Provisions on the Reporting and Handling of Security Information in the Postal Sector

The Reporting and Handling Provisions define “security information which should be reported and handled” as emergency and operational information relating to the security of the daily processes of postal or express delivery enterprises. The Reporting and Handling Provisions apply to the reporting and handling of this security information by postal or express delivery enterprises, or by postal administration authorities.

Under the Reporting and Handling Provisions, when Users’ Information has been illegally disclosed, postal or express delivery enterprises are required to report security information without delay to their local postal administration authorities and public security departments. If more than 500 items of Users’ Information have been illegally disclosed, local authorities must report the incident to the provincial postal administration authorities within two hours after they receive the report.
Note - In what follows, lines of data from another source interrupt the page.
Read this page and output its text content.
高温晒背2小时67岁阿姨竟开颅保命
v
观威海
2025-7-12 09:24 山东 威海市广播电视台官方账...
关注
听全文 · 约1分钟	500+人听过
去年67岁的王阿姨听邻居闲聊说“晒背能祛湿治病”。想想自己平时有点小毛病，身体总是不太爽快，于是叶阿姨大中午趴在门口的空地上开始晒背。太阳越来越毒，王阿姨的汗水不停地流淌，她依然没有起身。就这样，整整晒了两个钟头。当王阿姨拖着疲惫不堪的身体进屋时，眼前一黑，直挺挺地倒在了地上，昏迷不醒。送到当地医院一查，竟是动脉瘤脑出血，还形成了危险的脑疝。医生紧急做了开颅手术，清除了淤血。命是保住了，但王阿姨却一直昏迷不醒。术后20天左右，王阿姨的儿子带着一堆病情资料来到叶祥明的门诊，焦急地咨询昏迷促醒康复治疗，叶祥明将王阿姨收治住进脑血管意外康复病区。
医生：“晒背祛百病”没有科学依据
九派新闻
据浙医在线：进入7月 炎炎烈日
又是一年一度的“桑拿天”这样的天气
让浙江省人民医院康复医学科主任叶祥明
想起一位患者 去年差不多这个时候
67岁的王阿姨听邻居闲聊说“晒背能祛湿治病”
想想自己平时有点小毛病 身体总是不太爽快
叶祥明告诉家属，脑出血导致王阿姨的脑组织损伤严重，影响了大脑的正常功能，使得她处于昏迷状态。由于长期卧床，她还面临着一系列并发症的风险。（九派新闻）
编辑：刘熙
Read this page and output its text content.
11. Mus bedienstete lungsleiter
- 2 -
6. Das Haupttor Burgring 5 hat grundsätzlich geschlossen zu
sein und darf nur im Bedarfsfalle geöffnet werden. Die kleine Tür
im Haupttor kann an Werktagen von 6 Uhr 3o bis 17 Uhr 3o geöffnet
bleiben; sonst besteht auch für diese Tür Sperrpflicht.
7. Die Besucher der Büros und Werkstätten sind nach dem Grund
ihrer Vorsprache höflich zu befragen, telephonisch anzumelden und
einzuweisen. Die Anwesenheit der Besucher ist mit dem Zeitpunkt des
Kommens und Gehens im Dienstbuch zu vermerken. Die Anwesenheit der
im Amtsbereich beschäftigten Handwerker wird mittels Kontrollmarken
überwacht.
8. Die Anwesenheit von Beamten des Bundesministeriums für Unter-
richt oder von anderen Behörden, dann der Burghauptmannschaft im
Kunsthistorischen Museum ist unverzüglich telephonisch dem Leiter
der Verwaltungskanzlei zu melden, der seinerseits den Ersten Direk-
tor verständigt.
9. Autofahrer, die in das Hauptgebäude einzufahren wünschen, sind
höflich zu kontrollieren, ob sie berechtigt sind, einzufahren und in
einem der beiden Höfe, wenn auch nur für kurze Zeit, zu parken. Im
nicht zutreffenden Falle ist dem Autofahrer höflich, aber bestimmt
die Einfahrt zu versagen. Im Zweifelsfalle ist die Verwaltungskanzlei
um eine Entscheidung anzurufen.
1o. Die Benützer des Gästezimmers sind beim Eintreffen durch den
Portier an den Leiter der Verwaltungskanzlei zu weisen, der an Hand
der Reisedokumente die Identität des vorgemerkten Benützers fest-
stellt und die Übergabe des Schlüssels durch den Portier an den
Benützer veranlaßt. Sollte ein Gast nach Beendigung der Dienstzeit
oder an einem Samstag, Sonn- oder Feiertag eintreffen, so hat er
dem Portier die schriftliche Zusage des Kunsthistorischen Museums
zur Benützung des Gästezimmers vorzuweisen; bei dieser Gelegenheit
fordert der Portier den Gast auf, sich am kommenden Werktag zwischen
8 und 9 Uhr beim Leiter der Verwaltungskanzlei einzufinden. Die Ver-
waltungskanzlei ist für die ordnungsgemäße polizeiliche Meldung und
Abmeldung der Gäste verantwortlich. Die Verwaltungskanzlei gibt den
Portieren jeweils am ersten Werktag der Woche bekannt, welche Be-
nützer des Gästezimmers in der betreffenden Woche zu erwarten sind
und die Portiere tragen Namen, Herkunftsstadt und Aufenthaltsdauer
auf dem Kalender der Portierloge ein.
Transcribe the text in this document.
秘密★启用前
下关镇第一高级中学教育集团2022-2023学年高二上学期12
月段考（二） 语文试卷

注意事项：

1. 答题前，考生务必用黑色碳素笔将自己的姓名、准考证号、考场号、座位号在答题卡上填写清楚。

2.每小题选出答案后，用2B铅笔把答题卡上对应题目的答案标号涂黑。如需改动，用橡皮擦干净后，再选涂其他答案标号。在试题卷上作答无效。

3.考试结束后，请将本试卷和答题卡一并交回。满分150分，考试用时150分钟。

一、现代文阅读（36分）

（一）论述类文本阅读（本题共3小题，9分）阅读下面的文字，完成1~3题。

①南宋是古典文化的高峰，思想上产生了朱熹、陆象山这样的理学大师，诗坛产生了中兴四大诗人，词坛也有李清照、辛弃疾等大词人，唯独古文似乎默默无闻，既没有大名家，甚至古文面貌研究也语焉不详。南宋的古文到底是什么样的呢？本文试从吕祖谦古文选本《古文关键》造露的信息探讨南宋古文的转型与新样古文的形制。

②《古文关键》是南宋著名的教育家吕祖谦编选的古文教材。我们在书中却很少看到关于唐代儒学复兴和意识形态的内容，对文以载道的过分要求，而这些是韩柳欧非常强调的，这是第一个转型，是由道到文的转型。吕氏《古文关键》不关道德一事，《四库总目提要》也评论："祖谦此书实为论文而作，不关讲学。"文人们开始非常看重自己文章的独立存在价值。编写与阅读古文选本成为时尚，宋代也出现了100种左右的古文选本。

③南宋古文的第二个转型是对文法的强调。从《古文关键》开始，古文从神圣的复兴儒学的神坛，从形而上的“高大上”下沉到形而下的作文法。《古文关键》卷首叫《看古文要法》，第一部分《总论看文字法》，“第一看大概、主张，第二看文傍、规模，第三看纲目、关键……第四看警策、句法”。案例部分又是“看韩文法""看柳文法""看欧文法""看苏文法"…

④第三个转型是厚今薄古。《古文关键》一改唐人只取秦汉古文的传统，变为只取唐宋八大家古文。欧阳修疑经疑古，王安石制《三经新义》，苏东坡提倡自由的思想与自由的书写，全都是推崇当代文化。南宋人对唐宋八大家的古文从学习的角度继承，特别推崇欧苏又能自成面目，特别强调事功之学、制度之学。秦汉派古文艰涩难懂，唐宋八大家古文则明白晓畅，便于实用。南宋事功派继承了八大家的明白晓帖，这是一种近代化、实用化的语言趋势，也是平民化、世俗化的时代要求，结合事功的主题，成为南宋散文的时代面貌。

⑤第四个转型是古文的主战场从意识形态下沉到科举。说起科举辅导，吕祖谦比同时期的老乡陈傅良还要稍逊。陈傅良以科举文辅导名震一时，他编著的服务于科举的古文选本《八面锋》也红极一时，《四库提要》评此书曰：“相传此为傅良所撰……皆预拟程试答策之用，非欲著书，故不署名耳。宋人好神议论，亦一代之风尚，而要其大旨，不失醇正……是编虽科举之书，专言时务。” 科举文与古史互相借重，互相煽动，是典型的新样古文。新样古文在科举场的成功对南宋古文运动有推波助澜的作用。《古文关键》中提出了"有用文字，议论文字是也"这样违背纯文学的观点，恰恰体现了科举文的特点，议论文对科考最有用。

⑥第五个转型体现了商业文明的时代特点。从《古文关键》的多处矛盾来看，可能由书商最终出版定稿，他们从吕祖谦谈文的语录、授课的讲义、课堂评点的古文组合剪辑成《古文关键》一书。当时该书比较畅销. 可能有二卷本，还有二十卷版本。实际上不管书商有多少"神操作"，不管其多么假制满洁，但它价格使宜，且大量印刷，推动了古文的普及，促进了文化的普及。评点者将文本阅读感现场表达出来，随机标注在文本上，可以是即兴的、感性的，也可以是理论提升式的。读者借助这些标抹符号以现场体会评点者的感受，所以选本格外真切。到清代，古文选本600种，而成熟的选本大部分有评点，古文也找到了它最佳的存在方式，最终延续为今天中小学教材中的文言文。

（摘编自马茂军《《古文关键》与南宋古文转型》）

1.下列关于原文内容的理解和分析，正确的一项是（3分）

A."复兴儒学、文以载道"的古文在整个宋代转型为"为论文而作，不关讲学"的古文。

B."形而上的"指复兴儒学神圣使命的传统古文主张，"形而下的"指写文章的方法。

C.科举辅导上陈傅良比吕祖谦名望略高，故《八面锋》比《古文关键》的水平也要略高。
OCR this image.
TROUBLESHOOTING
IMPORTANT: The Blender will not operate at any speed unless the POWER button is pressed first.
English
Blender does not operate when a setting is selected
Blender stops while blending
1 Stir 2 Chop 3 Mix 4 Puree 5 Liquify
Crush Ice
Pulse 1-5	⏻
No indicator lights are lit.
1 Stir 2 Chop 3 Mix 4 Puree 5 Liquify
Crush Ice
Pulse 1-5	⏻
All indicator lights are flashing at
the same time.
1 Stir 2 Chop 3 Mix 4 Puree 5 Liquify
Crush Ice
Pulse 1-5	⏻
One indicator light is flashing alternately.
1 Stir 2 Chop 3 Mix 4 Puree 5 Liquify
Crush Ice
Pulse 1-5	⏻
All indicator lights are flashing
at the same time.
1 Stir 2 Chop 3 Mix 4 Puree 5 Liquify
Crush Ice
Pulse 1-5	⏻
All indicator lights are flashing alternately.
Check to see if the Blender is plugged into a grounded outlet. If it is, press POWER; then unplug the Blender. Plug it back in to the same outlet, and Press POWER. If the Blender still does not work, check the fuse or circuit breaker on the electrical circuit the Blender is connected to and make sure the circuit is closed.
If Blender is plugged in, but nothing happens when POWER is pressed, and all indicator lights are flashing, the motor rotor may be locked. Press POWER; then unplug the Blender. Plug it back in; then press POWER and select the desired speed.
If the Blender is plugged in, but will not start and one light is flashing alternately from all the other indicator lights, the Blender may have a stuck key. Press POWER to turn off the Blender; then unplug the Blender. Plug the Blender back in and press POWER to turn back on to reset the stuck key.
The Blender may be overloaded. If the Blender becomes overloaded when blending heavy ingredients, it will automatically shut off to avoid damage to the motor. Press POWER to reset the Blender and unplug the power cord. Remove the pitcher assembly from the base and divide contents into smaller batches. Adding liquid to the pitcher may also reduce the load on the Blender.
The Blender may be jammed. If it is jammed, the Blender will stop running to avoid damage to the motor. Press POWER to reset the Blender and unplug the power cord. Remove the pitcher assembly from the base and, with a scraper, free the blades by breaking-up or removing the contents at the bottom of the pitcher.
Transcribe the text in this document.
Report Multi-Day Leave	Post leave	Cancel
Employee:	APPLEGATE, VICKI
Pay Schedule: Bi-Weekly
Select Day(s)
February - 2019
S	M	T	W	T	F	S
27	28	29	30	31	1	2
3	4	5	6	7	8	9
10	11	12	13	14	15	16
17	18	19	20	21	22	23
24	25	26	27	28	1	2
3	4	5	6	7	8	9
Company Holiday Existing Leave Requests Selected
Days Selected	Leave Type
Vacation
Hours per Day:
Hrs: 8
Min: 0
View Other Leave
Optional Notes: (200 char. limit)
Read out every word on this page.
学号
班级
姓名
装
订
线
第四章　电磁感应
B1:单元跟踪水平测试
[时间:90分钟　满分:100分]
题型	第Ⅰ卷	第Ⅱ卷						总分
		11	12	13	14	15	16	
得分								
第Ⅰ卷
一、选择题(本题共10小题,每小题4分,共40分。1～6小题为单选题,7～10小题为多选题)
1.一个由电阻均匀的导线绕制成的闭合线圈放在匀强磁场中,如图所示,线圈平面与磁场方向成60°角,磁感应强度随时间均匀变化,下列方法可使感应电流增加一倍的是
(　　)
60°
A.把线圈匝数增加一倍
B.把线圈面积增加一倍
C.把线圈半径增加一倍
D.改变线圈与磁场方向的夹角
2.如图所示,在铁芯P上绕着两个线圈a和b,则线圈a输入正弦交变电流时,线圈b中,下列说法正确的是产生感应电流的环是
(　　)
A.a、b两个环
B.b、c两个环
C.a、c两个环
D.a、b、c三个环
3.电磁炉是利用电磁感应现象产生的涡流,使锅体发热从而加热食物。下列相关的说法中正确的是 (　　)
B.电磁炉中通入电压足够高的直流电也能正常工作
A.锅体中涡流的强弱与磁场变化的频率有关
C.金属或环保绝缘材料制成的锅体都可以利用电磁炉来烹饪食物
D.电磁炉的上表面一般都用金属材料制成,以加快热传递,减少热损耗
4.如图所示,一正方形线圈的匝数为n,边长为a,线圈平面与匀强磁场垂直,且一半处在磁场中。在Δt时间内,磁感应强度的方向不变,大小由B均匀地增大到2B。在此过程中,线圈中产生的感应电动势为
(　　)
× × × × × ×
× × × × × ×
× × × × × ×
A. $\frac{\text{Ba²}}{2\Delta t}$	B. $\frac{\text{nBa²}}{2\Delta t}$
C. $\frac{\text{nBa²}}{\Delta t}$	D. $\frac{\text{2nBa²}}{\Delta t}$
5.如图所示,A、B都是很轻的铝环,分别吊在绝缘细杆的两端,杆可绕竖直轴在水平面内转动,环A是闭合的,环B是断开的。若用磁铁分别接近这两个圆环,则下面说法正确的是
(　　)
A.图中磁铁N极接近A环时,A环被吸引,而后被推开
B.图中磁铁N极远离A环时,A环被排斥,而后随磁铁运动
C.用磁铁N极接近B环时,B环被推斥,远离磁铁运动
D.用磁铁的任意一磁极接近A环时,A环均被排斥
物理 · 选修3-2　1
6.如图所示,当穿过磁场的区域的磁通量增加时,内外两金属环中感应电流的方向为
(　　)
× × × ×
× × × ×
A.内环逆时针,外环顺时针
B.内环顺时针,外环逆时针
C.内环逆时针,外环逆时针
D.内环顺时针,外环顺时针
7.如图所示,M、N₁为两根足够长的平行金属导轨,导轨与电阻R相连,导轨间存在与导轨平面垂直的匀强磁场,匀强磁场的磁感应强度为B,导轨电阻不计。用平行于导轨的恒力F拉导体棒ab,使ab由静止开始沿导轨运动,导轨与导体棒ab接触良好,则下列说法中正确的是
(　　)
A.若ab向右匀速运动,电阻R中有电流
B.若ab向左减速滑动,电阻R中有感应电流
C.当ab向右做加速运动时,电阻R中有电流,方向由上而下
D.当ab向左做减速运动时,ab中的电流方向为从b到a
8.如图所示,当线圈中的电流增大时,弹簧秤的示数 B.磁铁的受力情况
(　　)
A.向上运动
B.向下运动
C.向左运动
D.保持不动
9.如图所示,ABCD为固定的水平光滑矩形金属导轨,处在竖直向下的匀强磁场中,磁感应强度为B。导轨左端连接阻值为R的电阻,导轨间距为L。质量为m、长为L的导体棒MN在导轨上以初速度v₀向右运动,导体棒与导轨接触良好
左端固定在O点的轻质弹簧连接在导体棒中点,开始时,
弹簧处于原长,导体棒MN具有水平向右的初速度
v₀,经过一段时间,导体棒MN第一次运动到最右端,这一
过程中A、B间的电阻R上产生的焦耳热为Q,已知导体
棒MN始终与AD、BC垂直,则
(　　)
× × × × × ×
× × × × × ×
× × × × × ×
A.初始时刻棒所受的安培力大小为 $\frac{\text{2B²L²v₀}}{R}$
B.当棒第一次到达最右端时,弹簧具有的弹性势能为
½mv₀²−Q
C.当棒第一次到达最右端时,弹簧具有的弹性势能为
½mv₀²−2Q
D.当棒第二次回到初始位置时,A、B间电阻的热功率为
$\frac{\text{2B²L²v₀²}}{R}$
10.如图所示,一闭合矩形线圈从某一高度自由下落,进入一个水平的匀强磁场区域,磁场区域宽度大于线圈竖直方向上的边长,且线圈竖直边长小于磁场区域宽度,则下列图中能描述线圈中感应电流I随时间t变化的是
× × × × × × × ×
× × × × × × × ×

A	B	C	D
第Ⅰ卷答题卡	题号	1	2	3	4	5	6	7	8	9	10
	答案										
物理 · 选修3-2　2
Provisions on the Management of Undeliverable Express Mail Items

The Management Provisions are intended to promote the freedom and privacy of correspondence and to protect the legitimate rights and interests of express delivery clients and their correspondents. The Management Provisions emphasize that, at times when undeliverable express items are held in custody and are being processed, no express delivery information may be misappropriated or illegally provided to others.

Conclusion

The three draft rules contain specific provisions on the protection of personal information in the postal industry. Once promulgated, the rules will have nationwide effect. The promulgation of these rules will likely alleviate problems arising from the misappropriation of personal information that is used in postal and express delivery services. In light of the emergence of markets that trade in personal information in a variety of fields, however, imposing regulations on the handling of personal information solely in the postal sector is insufficient and regulation of other sectors where opportunities to sell personal information is needed. Until an integrated, national Personal Data Protection Act that governs the handling of data protection in all industry sectors is adopted, markets for trading in personal information in China are likely to persist.